Teaching Students About Expressionism In Literature
Expressionism is a significant movement in literature and the arts, dating back to the early 20th century, with roots in Germany. It is characterized by a focus on subjective emotions and experiences, as well as the use of symbolism and exaggerated imagery to convey an individual’s perspective. Teaching students about Expressionism helps them recognize this influential movement in literary history, understand its elements, and appreciate how it has impacted modern storytelling.
To introduce students to Expressionism, it is important to clarify the significant differences between this movement and realism or naturalism. While realism seeks an objective representation of life or reality, expressionism aims to depict the subjective experience of an individual’s inner emotions and psyche. Also, naturalism explores external factors shaping human behavior, whereas expressionism is more about internal emotions defining the character’s actions.
Key Features of Expressionist Literature
Several features characterize expressionist literature. Teaching these elements will provide students with a foundation needed to identify and comprehend expressionist works.
1. Intense Emotion: The most significant aspect of expressionism is its emphasis on emotion, often with heightened or exaggerated feelings that go beyond everyday experiences.
2. Nonlinear Structure: Expressionist narratives often abandon traditional linear structures, which can result in fragmented or disjointed narratives.
3. Symbolic Imagery: Visual or verbal symbols are frequently used to convey meaning in expressionist literature, adding layers to a work that can be explored further.
4. Characterization: Characters in expressionist works generally represent abstract ideas or types rather than fully developed individuals.
5. Distortion: Physical features or situations may be distorted in expressionist works to reflect the emotional state of the character or artist.
There are various teaching strategies that can help students connect with the materials and deepen their understanding of expressionism:
1. Read Examples: Read aloud or assign examples of expressionist literature, such as Franz Kafka’s “The Metamorphosis” or August Strindberg’s “A Dream Play,” to introduce students to expressionistic style.

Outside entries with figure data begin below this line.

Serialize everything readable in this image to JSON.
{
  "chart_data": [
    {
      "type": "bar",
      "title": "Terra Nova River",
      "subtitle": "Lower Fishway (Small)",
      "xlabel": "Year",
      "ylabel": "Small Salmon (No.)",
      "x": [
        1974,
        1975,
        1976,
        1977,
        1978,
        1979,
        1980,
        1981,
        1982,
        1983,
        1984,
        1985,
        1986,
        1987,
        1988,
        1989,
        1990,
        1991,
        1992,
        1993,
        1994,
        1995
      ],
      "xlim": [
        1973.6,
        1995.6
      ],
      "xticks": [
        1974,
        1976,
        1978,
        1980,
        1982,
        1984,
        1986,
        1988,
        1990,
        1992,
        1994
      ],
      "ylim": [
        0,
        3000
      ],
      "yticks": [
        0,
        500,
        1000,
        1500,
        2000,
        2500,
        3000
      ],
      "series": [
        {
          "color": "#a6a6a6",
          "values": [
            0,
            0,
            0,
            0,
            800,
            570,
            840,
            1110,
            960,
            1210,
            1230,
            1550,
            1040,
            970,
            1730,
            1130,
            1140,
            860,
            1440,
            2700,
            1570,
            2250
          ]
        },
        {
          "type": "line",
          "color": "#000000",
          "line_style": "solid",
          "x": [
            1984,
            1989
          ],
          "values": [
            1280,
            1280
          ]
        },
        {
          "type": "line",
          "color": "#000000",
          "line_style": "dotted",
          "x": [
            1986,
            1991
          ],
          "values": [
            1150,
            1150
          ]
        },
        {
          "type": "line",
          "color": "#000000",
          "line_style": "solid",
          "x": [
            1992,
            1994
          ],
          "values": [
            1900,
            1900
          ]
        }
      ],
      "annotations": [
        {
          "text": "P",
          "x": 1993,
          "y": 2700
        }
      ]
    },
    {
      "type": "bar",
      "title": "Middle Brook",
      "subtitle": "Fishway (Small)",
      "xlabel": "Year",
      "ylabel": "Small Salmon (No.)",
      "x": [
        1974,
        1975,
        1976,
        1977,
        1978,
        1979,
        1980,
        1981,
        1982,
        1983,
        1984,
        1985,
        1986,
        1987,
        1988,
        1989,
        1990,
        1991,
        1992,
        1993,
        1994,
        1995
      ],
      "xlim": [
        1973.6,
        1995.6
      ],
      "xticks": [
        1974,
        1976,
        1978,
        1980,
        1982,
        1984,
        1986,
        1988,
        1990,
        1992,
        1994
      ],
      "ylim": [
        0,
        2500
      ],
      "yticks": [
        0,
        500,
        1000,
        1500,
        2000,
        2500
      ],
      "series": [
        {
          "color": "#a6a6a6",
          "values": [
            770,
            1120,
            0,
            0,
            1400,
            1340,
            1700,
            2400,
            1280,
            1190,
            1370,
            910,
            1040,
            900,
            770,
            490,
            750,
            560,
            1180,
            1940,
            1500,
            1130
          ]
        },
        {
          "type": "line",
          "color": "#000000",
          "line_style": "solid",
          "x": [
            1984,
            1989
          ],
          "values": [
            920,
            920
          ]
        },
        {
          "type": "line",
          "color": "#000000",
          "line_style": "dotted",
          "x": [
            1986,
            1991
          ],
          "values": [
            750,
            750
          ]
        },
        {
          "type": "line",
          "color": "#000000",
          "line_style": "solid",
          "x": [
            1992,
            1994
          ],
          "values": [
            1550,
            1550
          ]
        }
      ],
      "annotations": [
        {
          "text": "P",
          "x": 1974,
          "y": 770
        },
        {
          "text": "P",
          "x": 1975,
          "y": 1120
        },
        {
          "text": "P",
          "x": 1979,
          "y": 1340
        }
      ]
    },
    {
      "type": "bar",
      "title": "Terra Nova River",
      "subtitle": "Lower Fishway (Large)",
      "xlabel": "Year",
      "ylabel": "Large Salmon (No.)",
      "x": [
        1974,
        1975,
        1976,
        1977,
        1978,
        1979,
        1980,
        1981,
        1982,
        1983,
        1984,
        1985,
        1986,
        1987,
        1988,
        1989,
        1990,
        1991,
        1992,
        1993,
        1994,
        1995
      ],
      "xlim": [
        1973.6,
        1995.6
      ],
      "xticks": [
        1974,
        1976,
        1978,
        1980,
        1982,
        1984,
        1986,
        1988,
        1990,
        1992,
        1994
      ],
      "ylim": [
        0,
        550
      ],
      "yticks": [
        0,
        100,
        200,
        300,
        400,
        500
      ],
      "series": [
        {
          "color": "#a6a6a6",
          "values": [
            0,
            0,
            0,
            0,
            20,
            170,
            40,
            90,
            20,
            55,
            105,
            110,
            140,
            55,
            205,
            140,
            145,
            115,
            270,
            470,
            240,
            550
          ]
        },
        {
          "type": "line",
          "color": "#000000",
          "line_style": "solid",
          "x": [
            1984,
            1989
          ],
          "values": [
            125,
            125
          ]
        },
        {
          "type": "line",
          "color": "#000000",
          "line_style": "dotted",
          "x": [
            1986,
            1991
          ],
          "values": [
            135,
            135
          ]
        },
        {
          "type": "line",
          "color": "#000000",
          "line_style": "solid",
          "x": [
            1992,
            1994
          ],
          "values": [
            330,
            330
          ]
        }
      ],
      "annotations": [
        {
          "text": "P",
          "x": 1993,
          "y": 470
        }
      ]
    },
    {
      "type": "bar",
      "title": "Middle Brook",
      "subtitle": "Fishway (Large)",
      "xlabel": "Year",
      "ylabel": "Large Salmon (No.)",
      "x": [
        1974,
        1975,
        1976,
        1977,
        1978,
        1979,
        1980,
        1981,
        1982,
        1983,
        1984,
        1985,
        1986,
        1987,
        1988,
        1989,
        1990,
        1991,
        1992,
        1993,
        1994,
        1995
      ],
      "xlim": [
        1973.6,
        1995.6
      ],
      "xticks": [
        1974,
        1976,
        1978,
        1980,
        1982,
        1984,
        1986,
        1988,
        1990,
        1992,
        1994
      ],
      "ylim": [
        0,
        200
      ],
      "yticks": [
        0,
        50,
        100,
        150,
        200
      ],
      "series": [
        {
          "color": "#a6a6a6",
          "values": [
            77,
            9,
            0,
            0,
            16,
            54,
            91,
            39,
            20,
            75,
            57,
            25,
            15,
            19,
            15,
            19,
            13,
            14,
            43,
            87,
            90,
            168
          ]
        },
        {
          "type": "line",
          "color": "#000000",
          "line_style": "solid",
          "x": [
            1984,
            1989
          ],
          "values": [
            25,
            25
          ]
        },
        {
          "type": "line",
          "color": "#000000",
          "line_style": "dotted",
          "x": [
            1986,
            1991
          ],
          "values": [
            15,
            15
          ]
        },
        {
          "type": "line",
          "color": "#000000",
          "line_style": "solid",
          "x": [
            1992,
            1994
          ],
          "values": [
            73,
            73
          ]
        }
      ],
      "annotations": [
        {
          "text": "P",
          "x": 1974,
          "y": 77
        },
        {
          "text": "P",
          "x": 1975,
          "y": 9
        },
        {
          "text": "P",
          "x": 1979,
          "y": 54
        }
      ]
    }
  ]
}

2. Analyze Symbols: Have students analyze the use of symbolism in expressionist works. For example, they may identify the significance of a particular image or perform a close reading of an excerpt to discuss how a symbol enhances their understanding of the text.
3. Creative Writing: Encourage students to create their own expressionist works through creative writing exercises, which inspire them to explore and convey their inner emotions and thoughts.
4. Role Play: As a form of participatory learning, have students reenact scenes from expressionist works, allowing them to immerse themselves in characters’ emotions and understand better the complex narratives.
5. Group Discussions: Facilitate discussions about themes, symbols, and techniques used in expressionist literature to encourage critical thinking in students.
Teaching expressionism in literature promotes an appreciation for this significant movement in literary history while providing essential tools for understanding its key characteristics. Students will learn about this unique storytelling method, allowing them to recognize its influence on contemporary works and expand their appreciation of diverse literary styles.